Urban Code is a tribute to the paradigm shift that began 50 years ago, when observation of the environment replaced abstract theoretical constructs. Inspired by this method, Urban Code by Mikolet and Pürckhauer focuses on New York’s SoHo in 2011 to produce a small accessible handbook of place-based rules. From Jacobs’ four plainly stated conditions for sustaining a diverse and lively neighborhood (a mix of uses, small blocks, aged buildings, and concentration), these authors propose 100 illustrated rules, apparently based simply on looking at a popular neighborhood for what seems to be a couple of weeks. Jacobs’ emphasis reverberates through many of the authors’ concerns from No. 32 (“Each building houses a business”) to No.70 (“Groups attract people”). But most maxims need to be read in pairs so it makes sense to read No. 70 with No. 69: “When people stand still, groups develop.”

Ignoring my desire for a new take on Jacobs’ plainly stated conditions for urban diversity, I accepted the case for 100 rules at face value. After all, an annotated list with its Twitter-like format lends itself to contemporary dissemination. 

But do these urban rules hold up for a biased reader who has lived and works in SoHo? I like lists as much as anyone and appreciate the allure of a number, a title, a small illustration, and a couple of paragraphs on each entry. The problem is that the titles tend to influence the reading of each rule.

For No. 1: “People Walk in the Sunshine”, there was no argument. Most of us would admit that, unless it's blazing hot or there's a line to get into the Apple Store, we like walking in the sun. But the need for that “unless” is the book’s weakness and strength—the fact that it acknowledges both the limits of brief observations and the contradictions inherent in cities. The text acknowledges that each rule applies only to a particular place and time—a fine sentiment but one that makes it hard for the reader to understand the authors’ intention. Equally confusing is the title for No 45: “Workers Wear Work Clothes,” accompanied by a photograph that shows people in uniforms cleaning up after litter bugs.
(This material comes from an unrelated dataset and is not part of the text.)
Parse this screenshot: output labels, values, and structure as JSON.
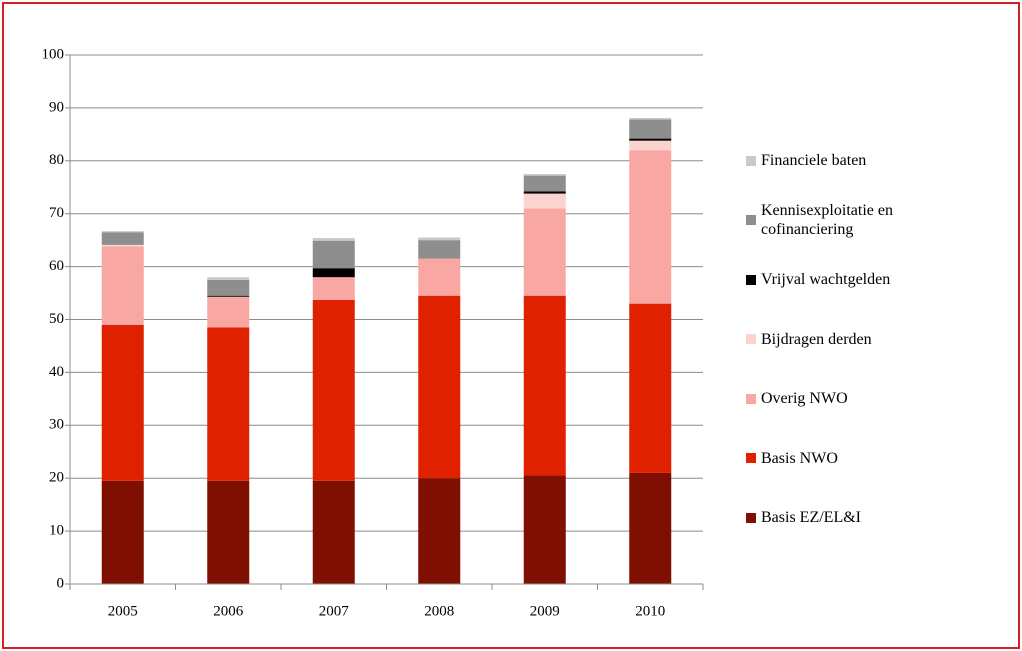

In fact, No. 45 contains a keen set of observations about how daily work rituals—as much as built form—mark the qualities that emerge from a neighborhood's authentic experiences. But shouldn’t the title be: “Maintenance Matters” or something like that?
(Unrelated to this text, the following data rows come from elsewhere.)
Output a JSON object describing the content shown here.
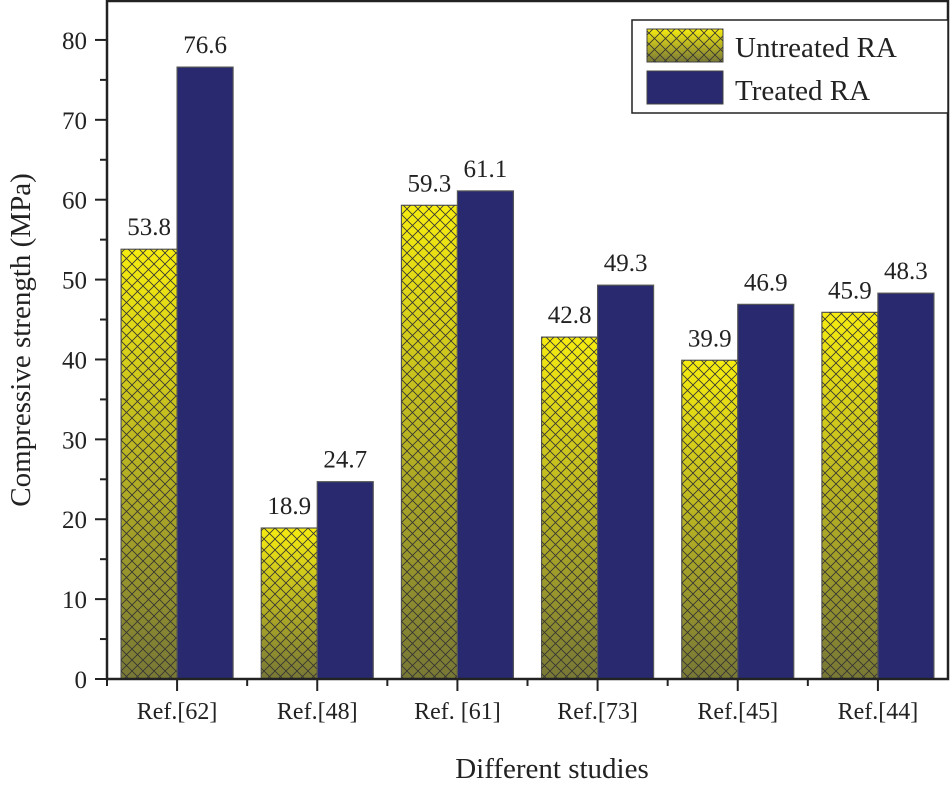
{
  "chart_data": {
    "type": "bar",
    "title": "",
    "xlabel": "Different studies",
    "ylabel": "Compressive strength (MPa)",
    "categories": [
      "Ref.[62]",
      "Ref.[48]",
      "Ref. [61]",
      "Ref.[73]",
      "Ref.[45]",
      "Ref.[44]"
    ],
    "series": [
      {
        "name": "Untreated RA",
        "values": [
          53.8,
          18.9,
          59.3,
          42.8,
          39.9,
          45.9
        ],
        "color_top": "#f6ec10",
        "color_bottom": "#787836",
        "pattern": "crosshatch"
      },
      {
        "name": "Treated RA",
        "values": [
          76.6,
          24.7,
          61.1,
          49.3,
          46.9,
          48.3
        ],
        "color": "#28296e"
      }
    ],
    "data_labels": [
      [
        "53.8",
        "18.9",
        "59.3",
        "42.8",
        "39.9",
        "45.9"
      ],
      [
        "76.6",
        "24.7",
        "61.1",
        "49.3",
        "46.9",
        "48.3"
      ]
    ],
    "ylim": [
      0,
      85
    ],
    "yticks": [
      "0",
      "10",
      "20",
      "30",
      "40",
      "50",
      "60",
      "70",
      "80"
    ],
    "grid": false,
    "legend_position": "top-right"
  }
}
The best parts of this book derive from the chance to observe a place being keenly observed. I liked very much the explanation of why taxis are urban design: “by outnumbering other modes of transportation and being on equal footing with people desiring their services, they have become part of the “street spectacle.” Urban Code’s real value is as an urban diary. Hopefully, this little volume will spark a rash of urban observers to publish more lessons gleaned from places in their cities at specific moments in time.

Claire Weisz, a partner in the New York firm WXY Architecture who teaches urban design to planners at New York University’s Robert F. Wagner Graduate School of Public Service, has lived and works in SoHo.